I’m trying to better understand how to use the return_direct=True option in LangGraph tools, especially when using them inside a ToolNode.
What I’m doing
I have several tools defined with @tool(return_direct=True).
These tools are used inside a ToolNode in my agent graph.
However, when the graph executes, I still see AI messages being generated after those tools run, even though I expected the tool output to be returned directly and stop message generation.
The issue
Some of my tools return very large results (e.g., get_all_products with full product details), and I don’t want those outputs:
To be added to the state messages, or
To trigger an extra AI message that just repeats the same tool output.
On the other hand, I have some tools where I do want the results appended to the state (for context), but still don’t want an AI message generated afterward.
What I know
I understand I could create a router node to detect specific tool names and handle this behavior manually (deciding when to return directly or not).
However, I’d prefer to keep using ToolNode for its built-in advantages and simplicity.
My questions
How can I make return_direct=True actually prevent AI message generation after tool execution when using ToolNode?
Is there a way to handle mixed behavior — for example:
Some tools return directly (display result only, no state append),
Some tools append their output to the state but skip the AI message?
Any examples or best practices for handling this pattern would be greatly appreciated!
I modified the quickstart example by adding an edge from tool_node to END.

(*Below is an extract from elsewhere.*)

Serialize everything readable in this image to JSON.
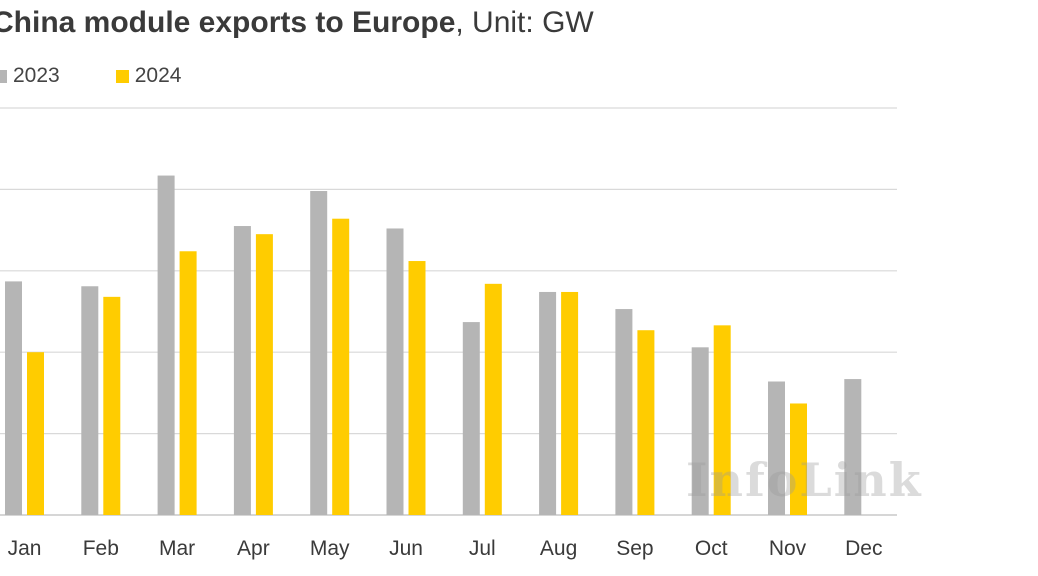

# Step 1: Define tools and model
from langchain.tools import tool
from langchain.chat_models import init_chat_model
model = init_chat_model(
"ollama:qwen3",
temperature=0
)
from langgraph.prebuilt.tool_node import ToolNode
from langchain_core.tools import tool
@tool
def add(a: int, b: int) -> int:
"""Add two numbers."""
return a + b
tool_node = ToolNode([add])
# Augment the LLM with tools
model_with_tools = model.bind_tools([add])
# Step 2: Define state
from langchain.messages import AnyMessage
from typing_extensions import TypedDict, Annotated
import operator
class MessagesState(TypedDict):
messages: Annotated[list[AnyMessage], operator.add]
llm_calls: int
# Step 3: Define model node
from langchain.messages import SystemMessage
def llm_call(state: dict):
"""LLM decides whether to call a tool or not"""
return {
"messages": [
model_with_tools.invoke(
[
SystemMessage(
content="You are a helpful assistant tasked with performing arithmetic on a set of inputs."
)
]
+ state["messages"]
)
],
"llm_calls": state.get('llm_calls', 0) + 1
}
# Step 4: Define tool node
from langchain.messages import ToolMessage
# Step 5: Define logic to determine whether to end
from typing import Literal
from langgraph.graph import StateGraph, START, END
# Conditional edge function to route to the tool node or end based upon whether the LLM made a tool call
def should_continue(state: MessagesState) -> Literal["tool_node", END]:
"""Decide if we should continue the loop or stop based upon whether the LLM made a tool call"""
messages = state["messages"]
last_message = messages[-1]
# If the LLM makes a tool call, then perform an action
if last_message.tool_calls:
return "tool_node"
# Otherwise, we stop (reply to the user)
return END
# Step 6: Build agent
# Build workflow
agent_builder = StateGraph(MessagesState)
# Add nodes
agent_builder.add_node("llm_call", llm_call)
agent_builder.add_node("tool_node", tool_node)
# Add edges to connect nodes
agent_builder.add_edge(START, "llm_call")
agent_builder.add_conditional_edges(
"llm_call",
should_continue,
["tool_node", END]
)
agent_builder.add_edge("tool_node", END)
# Compile the agent
agent = agent_builder.compile()
# Invoke
from langchain.messages import HumanMessage
messages = [HumanMessage(content="Add 3 and 4.")]
messages = agent.invoke({"messages": messages})
for m in messages["messages"]:
m.pretty_print()
If this isn’t what you meant, could you please share your code so we can understand better?